Sometimes it is difficult to engage 1st gear and reverse gear when parking only for this Toyota corolla manual transmission 1.3 car. Is it related to gears problem or low level gear oil. Kindly advise. Tks

  • What year is the vehicle? Dec 17 '16 at 12:36
  • Year 1986 Toyota corolla.tks
    – Mel Lim
    Dec 18 '16 at 4:40

I had a 2011 Toyota Yaris with a manual transmission, and I believe I know what your problem is (see Is it common to fail engaging first gear or a manual transmission car occasionally?). The problem is that the parts in the transmission are in an unfavourable position, just at the position which prevents engaging the gear. And they stay in that position permanently if you are at a standstill, unless you do something to move the parts in the transmission.

To solve the problem, there are several options. One option is to select neutral and release the clutch pedal for a brief moment. Then you can try again to select the gear you want (1 or R).

Another option is to select another gear and then again select the gear you want. So, e.g. if 1 doesn't engage, try engaging 2 and then again 1. Or try engaging 3 and then again 1.

If you drive the car long enough, you will learn to apply these solutions automatically. All it takes is one second.

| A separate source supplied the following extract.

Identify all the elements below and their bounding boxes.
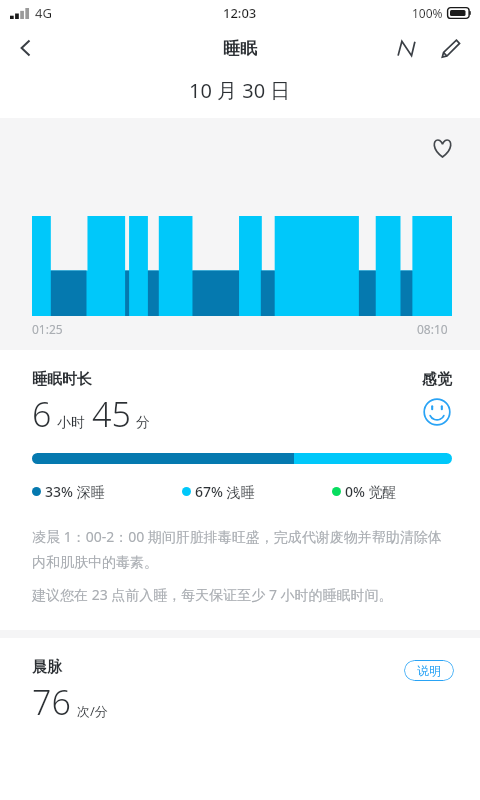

The car did have the problem even when it was new. It might be possible that the problem somewhat worsened with age due to misuse of the transmission (doing something that causes a grinding noise), but I'm not sure about that as I have no accurate statistical data. Before the 2011 Toyota Yaris, I had a 1989 Opel Vectra that also had the same problem, but only for the reverse gear, not for the gear 1.

Of course, do remember that the reverse gear is not synchronized, so if you hear grinding noise when attempting to select the reverse gear when moving, it means that you shouldn't do that. You should stop the car and then try again to engage R. Similarly, although the gear 1 is synchronized, the synchronizers are usually quite weak, meaning that if traveling at any significant speed, you shouldn't try to engage 1. If you do, it adds additional synchronizer wear.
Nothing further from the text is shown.